Ergon Energy gives flight to Mahogany Gliders
Published: 7 Oct 2016 9:51am
An environmental project that will benefit endangered wildlife in the Kennedy area in Far North Queensland has been powered to great heights by Ergon Energy.
Two power poles installed by Ergon’s Tully crews on opposite sides of Kennedy Creek Rd off the Bruce Highway, are giving flight to endangered Mahogany Gliders enabling them to safely reach new habitats.
Customer Delivery Manager Mark Biffanti said the poles enable the mammals to launch themselves and glide over the road instead of attempting a risky ground crossing.
“The poles are purposely 21 metres high to enable them to glide about 30 meters from one pole to other. The experts tell us for every two metres in distance they glide, they drop about a metre in height, so the poles had to be high enough to make sure they could reach the next pole over the road.
“The project was great fit with our environmental policy and we were pleased to be involved,” he said.
The Mahogany Glider is an endangered species native to a small area of the Wet tropics east of Tully to Ollera Creek south of Ingham. It’s estimated 60 percent of their natural habitat has been lost because of land clearing for agriculture, grazing, forestry, human settlements and infrastructure development.
Mr Biffanti said the poles were installed recently after working closely with Cassowary Coast Council and Wildlife Qld’s Cassowary Coast-Hinchinbrook Branch.

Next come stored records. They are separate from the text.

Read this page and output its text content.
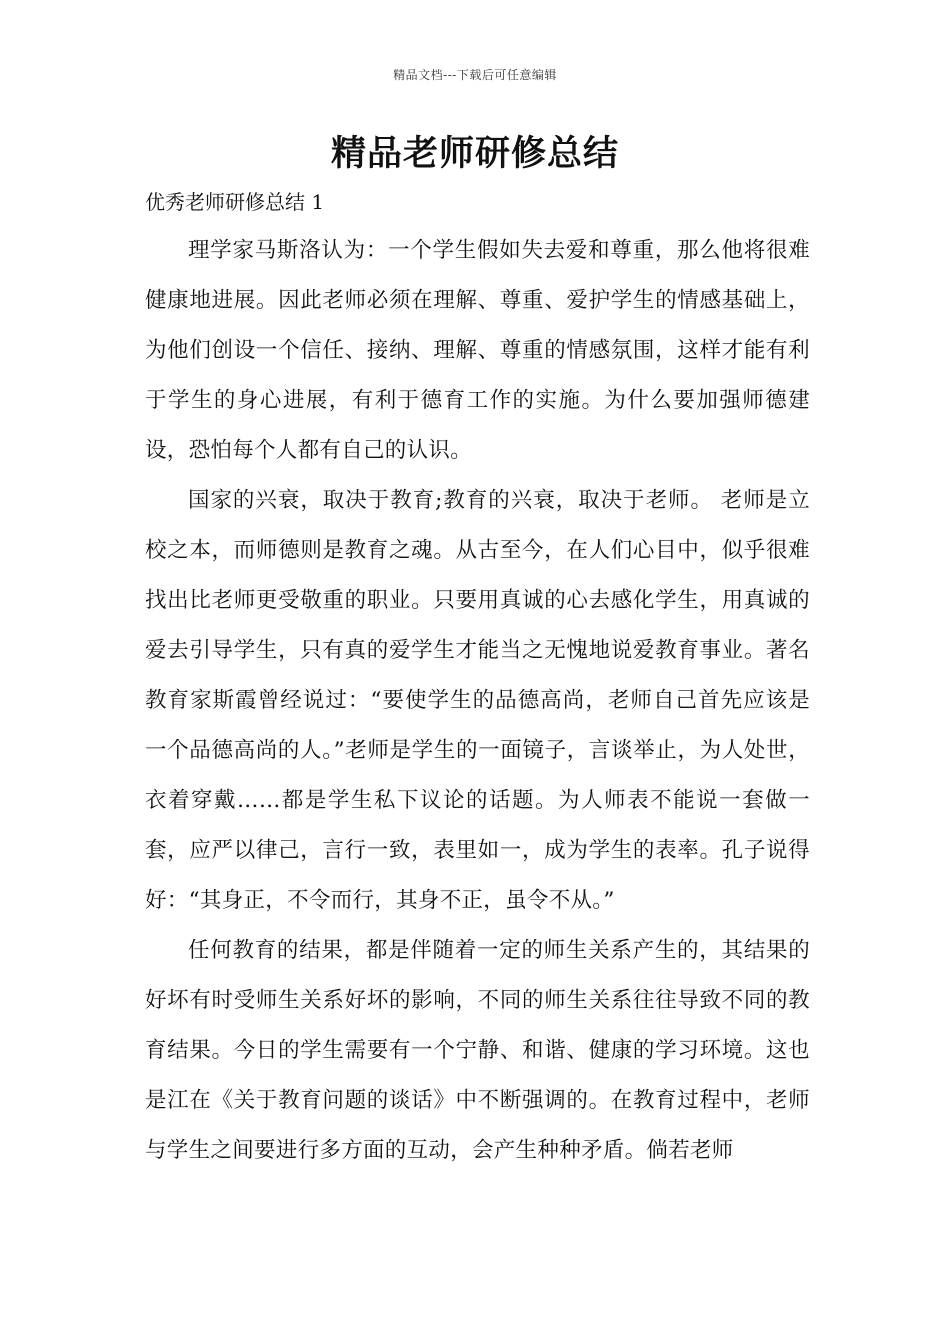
精品文档---下载后可任意编辑
精品老师研修总结

优秀老师研修总结 1

理学家马斯洛认为：一个学生假如失去爱和尊重，那么他将很难健康地进展。因此老师必须在理解、尊重、爱护学生的情感基础上，为他们创设一个信任、接纳、理解、尊重的情感氛围，这样才能有利于学生的身心进展，有利于德育工作的实施。为什么要加强师德建设，恐怕每个人都有自己的认识。

国家的兴衰，取决于教育;教育的兴衰，取决于老师。 老师是立校之本，而师德则是教育之魂。从古至今，在人们心目中，似乎很难找出比老师更受敬重的职业。只要用真诚的心去感化学生，用真诚的爱去引导学生，只有真的爱学生才能当之无愧地说爱教育事业。著名教育家斯霞曾经说过：“要使学生的品德高尚，老师自己首先应该是一个品德高尚的人。”老师是学生的一面镜子，言谈举止，为人处世，衣着穿戴……都是学生私下议论的话题。为人师表不能说一套做一套，应严以律己，言行一致，表里如一，成为学生的表率。孔子说得好：“其身正，不令而行，其身不正，虽令不从。”

任何教育的结果，都是伴随着一定的师生关系产生的，其结果的好坏有时受师生关系好坏的影响，不同的师生关系往往导致不同的教育结果。今日的学生需要有一个宁静、和谐、健康的学习环境。这也是江在《关于教育问题的谈话》中不断强调的。在教育过程中，老师与学生之间要进行多方面的互动，会产生种种矛盾。倘若老师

Wildlife Qld’s Cassowary Coast-Hinchinbrook Branch President Daryl Dickson said the location of the poles is an identified corridor for gliders.
‘We’re grateful for Ergon’s assistance with this important project. The glider’s habitat is fragmented and that’s why these poles are so important. The poles are doing a wonderful job helping gilders get across the road as the trees are too far apart for them to glide and they rarely come to ground.
‘Our drive is to help the gliders reconnect to isolated habitats. They totally rely upon trees as their highways to get around,“ she said.
The Mahogany Glider is classed as endangered by the Queensland and Federal Governments. Its population is estimated at about only 1500 Daryl said.